Despite the overwhelmingly left-wing media in the country running numerous articles trying to control the narrative on the issue, it appears that the general public is losing their patience, with 49 per cent of those polled saying that the government is doing a bad job of handling the crisis.
“[T]he idea that another 80,000 refugees may come to Ireland in 2023 is surely only going to increase pressure on government, with the immigration issue perhaps now much more important than it had been in past elections,” Richard Colwell, the chief executive of Red C Research, wrote in the Business Post on Sunday.
The company also showed that there was rapidly diminishing tolerance for the government bypassing planning permission to house migrants, with 45 per cent saying that they would not support the state using emergency powers in order to build modular housing for Ukrainians.
By contrast, 67 per cent of respondents backed such housing being built via emergency powers for the purpose of housing the Irish homeless population, which has ballooned in recent years.
Overall, while the dissatisfaction over immigration is likely to cause trouble for the current government, the pollsters predict that the crisis poses the greatest danger for the opposition Sinn Féin party, which has been relatively supportive of Ireland’s open borders policies despite their own supporters suffering as a result of it.
“Levels of disagreement are highest among those in society who are more under pressure, those with less income or in more deprived areas, the less well educated, and crucially those who plan to vote for Sinn Féin,” Colwell wrote.
This appears to be bourne out by recent protests against the housing of migrants in various working-class areas, with signs labelling party leader Mary Lou McDonald a “traitor” becoming a common sight within these demonstrations.
Backlash in certain areas of the country has also allegedly gone beyond the political realm, with the Irish Times reporting one migrant camp in Dublin as being attacked by masked men with dogs, sticks, and baseball bats.

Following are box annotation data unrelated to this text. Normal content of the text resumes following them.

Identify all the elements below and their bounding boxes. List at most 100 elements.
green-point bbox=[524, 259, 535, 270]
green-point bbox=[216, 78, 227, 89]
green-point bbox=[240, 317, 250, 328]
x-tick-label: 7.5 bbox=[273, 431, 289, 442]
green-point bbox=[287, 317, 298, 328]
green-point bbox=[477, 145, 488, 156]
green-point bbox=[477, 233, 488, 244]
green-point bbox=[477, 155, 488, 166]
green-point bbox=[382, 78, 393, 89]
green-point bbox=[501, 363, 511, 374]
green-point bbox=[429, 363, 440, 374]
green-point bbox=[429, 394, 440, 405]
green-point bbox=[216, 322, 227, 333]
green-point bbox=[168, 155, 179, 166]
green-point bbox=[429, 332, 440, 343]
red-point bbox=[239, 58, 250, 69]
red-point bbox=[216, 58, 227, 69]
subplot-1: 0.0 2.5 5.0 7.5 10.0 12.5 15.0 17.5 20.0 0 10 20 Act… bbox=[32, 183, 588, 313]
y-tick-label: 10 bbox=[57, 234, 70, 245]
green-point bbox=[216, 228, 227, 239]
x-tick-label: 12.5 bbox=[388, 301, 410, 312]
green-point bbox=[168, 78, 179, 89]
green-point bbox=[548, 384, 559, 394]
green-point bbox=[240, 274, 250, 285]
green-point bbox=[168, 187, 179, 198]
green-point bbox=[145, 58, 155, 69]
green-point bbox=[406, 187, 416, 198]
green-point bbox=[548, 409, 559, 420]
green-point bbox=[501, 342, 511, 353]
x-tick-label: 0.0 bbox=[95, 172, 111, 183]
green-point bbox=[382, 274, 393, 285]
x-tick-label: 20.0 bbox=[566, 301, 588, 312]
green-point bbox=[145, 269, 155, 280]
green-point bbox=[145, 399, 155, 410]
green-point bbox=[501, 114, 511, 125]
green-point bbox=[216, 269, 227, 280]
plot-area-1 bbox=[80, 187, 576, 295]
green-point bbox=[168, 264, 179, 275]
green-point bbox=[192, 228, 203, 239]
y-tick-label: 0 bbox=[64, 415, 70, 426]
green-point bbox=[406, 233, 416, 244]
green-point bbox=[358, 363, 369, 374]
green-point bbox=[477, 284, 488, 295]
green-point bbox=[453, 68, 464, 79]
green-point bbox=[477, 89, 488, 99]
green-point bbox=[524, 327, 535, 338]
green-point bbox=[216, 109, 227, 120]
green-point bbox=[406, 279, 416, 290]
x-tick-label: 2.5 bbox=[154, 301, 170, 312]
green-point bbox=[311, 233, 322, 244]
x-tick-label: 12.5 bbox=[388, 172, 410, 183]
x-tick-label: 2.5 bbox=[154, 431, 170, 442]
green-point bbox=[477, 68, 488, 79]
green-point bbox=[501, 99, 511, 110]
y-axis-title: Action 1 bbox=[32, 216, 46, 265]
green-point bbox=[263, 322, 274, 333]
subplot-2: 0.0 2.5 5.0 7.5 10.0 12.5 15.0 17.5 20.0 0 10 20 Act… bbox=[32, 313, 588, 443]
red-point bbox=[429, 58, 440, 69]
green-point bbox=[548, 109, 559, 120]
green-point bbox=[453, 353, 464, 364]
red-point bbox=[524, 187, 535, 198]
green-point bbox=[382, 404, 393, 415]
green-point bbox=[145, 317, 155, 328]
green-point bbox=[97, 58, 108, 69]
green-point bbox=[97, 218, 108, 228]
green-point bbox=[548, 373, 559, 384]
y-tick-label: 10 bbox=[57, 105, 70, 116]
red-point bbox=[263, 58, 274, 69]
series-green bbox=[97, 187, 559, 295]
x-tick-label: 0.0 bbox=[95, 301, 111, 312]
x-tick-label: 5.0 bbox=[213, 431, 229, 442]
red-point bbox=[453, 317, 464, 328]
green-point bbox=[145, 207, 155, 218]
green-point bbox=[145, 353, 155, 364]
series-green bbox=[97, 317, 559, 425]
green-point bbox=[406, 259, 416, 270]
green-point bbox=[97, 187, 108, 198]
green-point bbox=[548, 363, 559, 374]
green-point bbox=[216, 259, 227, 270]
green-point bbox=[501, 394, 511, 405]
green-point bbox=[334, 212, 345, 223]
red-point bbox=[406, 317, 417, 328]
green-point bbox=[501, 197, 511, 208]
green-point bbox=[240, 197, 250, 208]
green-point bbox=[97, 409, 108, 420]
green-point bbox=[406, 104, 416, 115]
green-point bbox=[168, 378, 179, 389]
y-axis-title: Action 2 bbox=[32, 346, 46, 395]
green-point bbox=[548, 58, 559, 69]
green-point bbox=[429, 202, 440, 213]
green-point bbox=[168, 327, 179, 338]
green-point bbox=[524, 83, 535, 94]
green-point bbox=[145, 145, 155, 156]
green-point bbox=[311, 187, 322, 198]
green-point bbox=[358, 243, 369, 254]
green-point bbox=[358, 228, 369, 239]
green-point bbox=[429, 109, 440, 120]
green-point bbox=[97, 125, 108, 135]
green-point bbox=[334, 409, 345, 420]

Others have challenged the facts in relation to the publication’s reporting of the attack however, with the editor of another news outlet, Gript Media, claiming that there are “remarkable holes” in the migrant attack story.
“There is no footage of the attack. There is no footage of the attackers. There is no footage of the aftermath of any attack,” publication editor John McGuirk wrote in an opinion piece published on Monday. “The Irish Times, we are told, actually interviewed several of the attackers, but did not record them, or get them on camera. There is no evidence of anything other than the existence of the migrant camp itself.”
“I do not know the reasons for this, but as an editor myself, let me tell you: If [Gript journalists were] on the scene of an incident like this and failed to get any publishable footage at all, they would be in the doghouse, to put it very mildly,” he went on to write.